Vou contar a minha triste história, igual a milhões de histórias, um cliché de livros, de filmes, até da vida real.
O meu pai saiu de casa tinha eu 11 anos. O desaparecimento dele dos meus dias cavou um buraco na minha alma que não se consegue preencher. Continuei a vê-lo e a sentir o seu amor mas nunca mais senti os abraços calorosos de quando chegava a casa do trabalho, e o sorriso dele a contar o seu dia, o seu brilho nos olhos quando ouvia o meu. Depois daquele dia, em que pegou nas malas e saiu pela porta da frente, tudo se tornou negro. Os olhos ficaram baços, os sorrisos forçados e os abraços secos.
A minha mãe entrou em depressão. Na altura eu não sabia o que isso era. Ela chorava muito, eu jantava sozinha e, muitas vezes, os cereais do pequeno-almoço, ela demorava quase duas horas a ir-me buscar à escola e faltava muito ao trabalho.
A minha avó salvou-me. Um dia, ela chega a minha casa. A minha mãe estava fechada no quarto, sob o efeito de comprimidos. A minha avó abraça-me, aquele abraço parecido ao meu pai.
- Minha azeitona, queres vir para a casa da avó por uns tempos? - disse-me ela, com tanto calor na voz.
- E a mãe? Ela está triste.
- Não te preocupes, a tua mãe continuará a ver-te, mas a mãe agora precisa de estar sozinha para voltar a ser o que era, compreendes, minha querida? Já és crescida.
Aquela palavra foi como um tiro no meu coração. Já sou crescida? Sou crescida para compreender que a minha mãe está deprimida porque encontrou a solidão no amor?
Lembro-me de baixar a cabeça e da minha avó a entrar no meu quarto a puxar-me por um braço.
- Leva o que tu quiseres, meu amor.
Peguei no meu diário, numa fotografia da minha família outrora feliz, o meu estojo e os livros da escola, enquanto a minha avó punha minha roupa numa mala enorme.
- Não queres levar as tuas bonecas?
-Não preciso delas.
Agarrei nuns livros e dei à minha avó, e bastavam-me. Encontrara a tristeza demasiado cedo.
Vivi na minha avó durante uns meses. O meu pai jantava lá de vez em quando. Via a minha mãe aos fins de semana.
Quando voltei para casa, a minha mãe já sorria, já cozinhava. Mas também bebia, fumava, muito. Levava as amigas para casa, e eu ficava fechada no quarto a ouvi-las berrar e a falar de homens.
Os anos passaram.
Lembro-me de ter 16 anos.
Havia um rapaz da minha turma que me olhava de uma maneira que nunca tinha sido olhada. Quando os nossos olhares se encontravam, eu perdia o olhar e sentia aquelas tais borboletas na barriga que tanto me apareciam escritas nos livros. Mas fugia. Fugia daquilo.
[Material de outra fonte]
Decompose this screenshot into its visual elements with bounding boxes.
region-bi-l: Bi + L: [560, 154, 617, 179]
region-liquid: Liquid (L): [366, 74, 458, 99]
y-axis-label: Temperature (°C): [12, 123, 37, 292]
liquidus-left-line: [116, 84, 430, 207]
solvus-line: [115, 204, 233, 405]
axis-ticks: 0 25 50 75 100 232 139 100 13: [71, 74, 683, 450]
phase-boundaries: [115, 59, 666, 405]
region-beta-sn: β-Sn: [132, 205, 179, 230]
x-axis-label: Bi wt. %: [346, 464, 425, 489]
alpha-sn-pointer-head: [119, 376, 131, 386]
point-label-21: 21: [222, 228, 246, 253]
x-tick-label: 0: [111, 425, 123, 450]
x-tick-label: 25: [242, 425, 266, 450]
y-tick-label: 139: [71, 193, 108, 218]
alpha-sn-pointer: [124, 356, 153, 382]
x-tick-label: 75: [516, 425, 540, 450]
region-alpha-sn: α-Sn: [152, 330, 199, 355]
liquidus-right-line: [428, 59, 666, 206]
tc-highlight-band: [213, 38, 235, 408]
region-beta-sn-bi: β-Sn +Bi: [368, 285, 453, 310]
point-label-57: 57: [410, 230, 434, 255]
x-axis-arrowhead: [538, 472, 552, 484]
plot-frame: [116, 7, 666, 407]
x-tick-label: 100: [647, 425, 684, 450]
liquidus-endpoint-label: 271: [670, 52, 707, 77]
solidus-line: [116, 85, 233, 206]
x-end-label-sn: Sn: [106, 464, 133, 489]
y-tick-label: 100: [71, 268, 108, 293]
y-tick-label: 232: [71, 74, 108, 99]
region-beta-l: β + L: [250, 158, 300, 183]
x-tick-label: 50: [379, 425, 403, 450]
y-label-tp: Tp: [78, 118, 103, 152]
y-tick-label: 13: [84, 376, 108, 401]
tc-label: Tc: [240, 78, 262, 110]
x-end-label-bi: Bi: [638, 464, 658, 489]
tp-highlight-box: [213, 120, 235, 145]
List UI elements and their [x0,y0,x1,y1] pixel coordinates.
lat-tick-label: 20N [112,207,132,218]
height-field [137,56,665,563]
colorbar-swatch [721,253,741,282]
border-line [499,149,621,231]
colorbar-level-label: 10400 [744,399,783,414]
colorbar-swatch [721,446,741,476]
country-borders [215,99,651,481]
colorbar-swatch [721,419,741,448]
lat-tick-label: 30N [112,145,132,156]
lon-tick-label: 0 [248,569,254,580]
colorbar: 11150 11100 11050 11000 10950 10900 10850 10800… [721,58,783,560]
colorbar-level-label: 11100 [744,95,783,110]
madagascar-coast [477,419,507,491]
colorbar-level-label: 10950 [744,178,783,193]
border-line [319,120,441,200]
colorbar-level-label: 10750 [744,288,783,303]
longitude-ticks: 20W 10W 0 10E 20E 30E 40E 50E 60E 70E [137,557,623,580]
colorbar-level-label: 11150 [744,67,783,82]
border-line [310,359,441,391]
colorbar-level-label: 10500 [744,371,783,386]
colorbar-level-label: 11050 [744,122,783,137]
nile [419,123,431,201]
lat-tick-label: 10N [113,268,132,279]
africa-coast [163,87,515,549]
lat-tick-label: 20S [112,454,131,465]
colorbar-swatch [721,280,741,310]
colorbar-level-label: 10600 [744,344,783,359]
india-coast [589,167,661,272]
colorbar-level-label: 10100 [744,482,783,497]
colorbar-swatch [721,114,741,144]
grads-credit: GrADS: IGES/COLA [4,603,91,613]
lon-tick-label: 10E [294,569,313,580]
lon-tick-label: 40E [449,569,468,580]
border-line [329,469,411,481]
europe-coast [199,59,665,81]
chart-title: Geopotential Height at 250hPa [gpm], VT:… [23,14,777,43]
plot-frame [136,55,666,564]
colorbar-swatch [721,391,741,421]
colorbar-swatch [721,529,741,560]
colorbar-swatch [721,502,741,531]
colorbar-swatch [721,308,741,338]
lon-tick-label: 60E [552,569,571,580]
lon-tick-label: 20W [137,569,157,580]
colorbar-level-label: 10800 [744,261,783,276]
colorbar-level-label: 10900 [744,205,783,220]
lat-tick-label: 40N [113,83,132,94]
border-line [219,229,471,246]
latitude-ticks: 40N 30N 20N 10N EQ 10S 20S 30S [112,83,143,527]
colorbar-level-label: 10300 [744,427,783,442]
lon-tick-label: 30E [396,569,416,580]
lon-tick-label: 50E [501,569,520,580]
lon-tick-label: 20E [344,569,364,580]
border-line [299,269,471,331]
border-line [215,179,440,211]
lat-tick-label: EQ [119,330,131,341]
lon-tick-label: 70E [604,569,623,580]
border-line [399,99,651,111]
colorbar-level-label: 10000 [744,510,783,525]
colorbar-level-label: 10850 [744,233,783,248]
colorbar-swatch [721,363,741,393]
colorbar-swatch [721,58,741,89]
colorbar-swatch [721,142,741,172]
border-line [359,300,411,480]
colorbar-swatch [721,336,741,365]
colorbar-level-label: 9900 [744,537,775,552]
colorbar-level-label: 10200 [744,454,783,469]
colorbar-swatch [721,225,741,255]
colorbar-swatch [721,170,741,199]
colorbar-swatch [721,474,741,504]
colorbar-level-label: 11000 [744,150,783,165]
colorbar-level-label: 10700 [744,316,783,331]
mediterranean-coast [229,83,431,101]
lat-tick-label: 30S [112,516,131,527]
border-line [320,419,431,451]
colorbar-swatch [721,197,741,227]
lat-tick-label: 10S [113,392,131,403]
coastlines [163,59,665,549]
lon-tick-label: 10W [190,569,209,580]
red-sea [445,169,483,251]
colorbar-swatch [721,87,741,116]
Porque quando chegava a casa, via a minha mãe com uma garrafa de Whiskey na mão. Via o meu pai duas vezes por mês com uma mulher que me era estranha e feliz, esquecendo-se aos poucos da minha própria felicidade. O amor é efémero, e corrói as almas.
Cheguei aos 20 anos sem nunca ter beijado outros ser humano. Chorava no meu quarto porque fui privada de amar. Não conseguia amar nada. Senti-me sempre uma fraca, impotente. Culpo alguém? Claro que culpo. Não culpo o meu pai por ter saído de casa, porque o amor acaba. Mas culpo a minha mãe não ter sido forte e lutar pela sua filha. Ela não estava sozinha. Tinha-me a mim, que precisava mais dela que nunca. Porque me fez isto? E o meu pai, que se apaixonou por uma rapariguinha 15 anos mais velha que eu e também se foi esquecendo da sua filha?
Hoje tenho 36 anos. Saí de casa. Nunca amei. Gostei, mas fugi sempre do amor. Porque afinal, eu sou fruto daqueles dois seres e não queria acabar como eles. E não, não vou ter filhos. Não quero que eles chorem no quarto sem eu saber. Não quero que eles sintam que não são amados o suficiente. E, sobretudo, não quero que nascem numa casa destruída. Sou livre, hoje. Livre na medida do que posso ser. Porque infeliz vou ser sempre. E estou presa a essa infelicidade, mas ao menos aprendi a amar o que sou.